Ahora Bertolucci le pone mantequilla a Dios.

Sigo con la historia. La película Soñadores me impactó tanto, me cogió en una etapa tan adecuada que casi me obsesioné con sus personajes, con sus paisajes, con correr por el Louvre, con las referencias a la Nouvelle Vague… ¡De los nuestros, de los nuestros, de los nuestros!, que terminé comprándome la novela. Pero no fue fácil. La novela, descatalogada en toda España, se planteaba un reto. Busqué frenético hasta que di con una pequeña librería en Roma, me gustó el nombre, pero no puedo recordarlo, que tenía un ejemplar de la novela. En español. Casi nada. Rápidamente llamé al librero.

– Siñore, ¡Io sono Leolo Lozone! ¡Leolo Lozone!

– ¿Qué cósa?

– Les soñadoris (cantando) Io quiero les soñadoris dil grande Bernardo Bertolucci.

– Insultos incomprensibles en italiano.

– La novelita, siñore (cantando), di soñadore. Per favore, la novelita di soñadore.

– Ah, benne… te lo spedirò domani.

– Grazie siñore.

Algo así. Y llegó a los pocos días. Corrí a la oficina de correos y volví corriendo a casa. Como aquel que lleva un cupón premiado. Y la leí. Y pasé toda la tarde en aquella historia. Y lamenté cuando terminó. Pero también descubrí la razón de Mathew de mear en el lavabo. La película no lo aclara. Y es maravilloso. Y desde entonces era uno de los nuestros. Y que honor. Aunque era solo de puertas para adentro. Muy adentro. Pero no importaba.

Novecento

Novecento, la película que Bertolucci hizo pensando en Pasolini

Pozuelo, lunes 3 de diciembre. Retomo y liquido el post. Tengo una costilla lesionada de estar haciendo el gamba este fin de semana pasado y duele al respirar. Me estoy haciendo mayor. El horror. Estuve el fin de semana en un concierto de música contemporánea con mi madre.
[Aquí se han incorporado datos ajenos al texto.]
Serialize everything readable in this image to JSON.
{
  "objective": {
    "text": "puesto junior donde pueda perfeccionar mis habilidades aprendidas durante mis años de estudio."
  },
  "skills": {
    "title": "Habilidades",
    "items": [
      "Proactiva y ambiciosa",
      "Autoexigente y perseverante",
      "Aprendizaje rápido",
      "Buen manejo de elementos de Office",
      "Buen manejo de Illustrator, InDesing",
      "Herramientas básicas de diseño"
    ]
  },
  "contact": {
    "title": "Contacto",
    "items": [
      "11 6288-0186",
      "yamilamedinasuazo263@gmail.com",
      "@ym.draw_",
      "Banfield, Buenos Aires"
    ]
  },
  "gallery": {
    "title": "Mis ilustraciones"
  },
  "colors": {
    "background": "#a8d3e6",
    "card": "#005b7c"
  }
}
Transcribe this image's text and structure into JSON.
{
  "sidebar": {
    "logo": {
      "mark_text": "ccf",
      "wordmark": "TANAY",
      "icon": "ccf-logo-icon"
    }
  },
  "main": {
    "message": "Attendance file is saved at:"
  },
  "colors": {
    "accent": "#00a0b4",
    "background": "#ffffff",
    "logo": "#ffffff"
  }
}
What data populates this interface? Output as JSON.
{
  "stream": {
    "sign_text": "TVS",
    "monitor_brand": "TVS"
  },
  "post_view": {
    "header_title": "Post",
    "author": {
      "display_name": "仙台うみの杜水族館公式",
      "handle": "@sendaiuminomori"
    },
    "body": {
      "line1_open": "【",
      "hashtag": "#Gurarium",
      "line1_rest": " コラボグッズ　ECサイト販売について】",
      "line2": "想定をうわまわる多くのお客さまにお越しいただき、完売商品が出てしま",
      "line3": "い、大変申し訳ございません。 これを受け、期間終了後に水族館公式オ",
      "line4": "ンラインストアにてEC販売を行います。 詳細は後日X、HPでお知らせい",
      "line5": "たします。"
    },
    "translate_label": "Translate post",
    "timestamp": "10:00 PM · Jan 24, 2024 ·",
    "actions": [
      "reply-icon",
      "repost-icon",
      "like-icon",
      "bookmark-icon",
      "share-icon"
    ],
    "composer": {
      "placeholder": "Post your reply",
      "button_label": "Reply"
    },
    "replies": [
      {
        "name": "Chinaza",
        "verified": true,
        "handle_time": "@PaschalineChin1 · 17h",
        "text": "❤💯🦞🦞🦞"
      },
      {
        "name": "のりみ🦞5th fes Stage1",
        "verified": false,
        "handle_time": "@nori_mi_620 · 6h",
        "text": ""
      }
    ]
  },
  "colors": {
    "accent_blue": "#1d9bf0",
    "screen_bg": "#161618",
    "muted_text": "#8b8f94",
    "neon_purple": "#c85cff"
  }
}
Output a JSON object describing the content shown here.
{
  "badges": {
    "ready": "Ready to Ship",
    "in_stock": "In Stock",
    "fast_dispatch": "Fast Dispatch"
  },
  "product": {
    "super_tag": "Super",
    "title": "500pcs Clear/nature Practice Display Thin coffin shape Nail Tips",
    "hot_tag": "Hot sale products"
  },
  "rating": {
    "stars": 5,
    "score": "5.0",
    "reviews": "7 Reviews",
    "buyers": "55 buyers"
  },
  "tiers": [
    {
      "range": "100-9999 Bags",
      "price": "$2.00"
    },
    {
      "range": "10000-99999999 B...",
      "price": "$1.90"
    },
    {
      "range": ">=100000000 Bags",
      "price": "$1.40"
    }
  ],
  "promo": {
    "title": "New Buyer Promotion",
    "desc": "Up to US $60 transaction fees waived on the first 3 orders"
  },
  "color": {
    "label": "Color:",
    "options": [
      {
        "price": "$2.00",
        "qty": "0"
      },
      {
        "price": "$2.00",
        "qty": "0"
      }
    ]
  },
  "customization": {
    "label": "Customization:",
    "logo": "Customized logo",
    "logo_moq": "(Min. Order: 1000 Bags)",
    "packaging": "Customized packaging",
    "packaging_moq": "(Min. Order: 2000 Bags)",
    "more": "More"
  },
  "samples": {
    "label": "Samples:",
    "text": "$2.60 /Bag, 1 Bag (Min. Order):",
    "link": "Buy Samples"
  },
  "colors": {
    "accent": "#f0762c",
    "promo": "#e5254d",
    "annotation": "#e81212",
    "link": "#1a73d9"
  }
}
Fue un descojone escuchar las críticas de mi madre sobre la tónica ruidista y descorchada de las composiciones. También fui a cenar a un chino con mi padre, su primera vez. Alucinó con el sake y el kubak. Y con la china que, decía, le hacía ojitos. En fin. Tras la cena volvimos a casa y, en santo homenaje, nos pusimos Novecento, la original, la de cinco horas largas, la que no llegamos a terminar y dejamos para otro día que vuelva a su casa. Cinco décadas de la historia italiana en dos sesiones de sake y Netflix.

Gracias, Bernardo. Como espera Camilo, yo también te deseo, ponle mantequilla a Dios.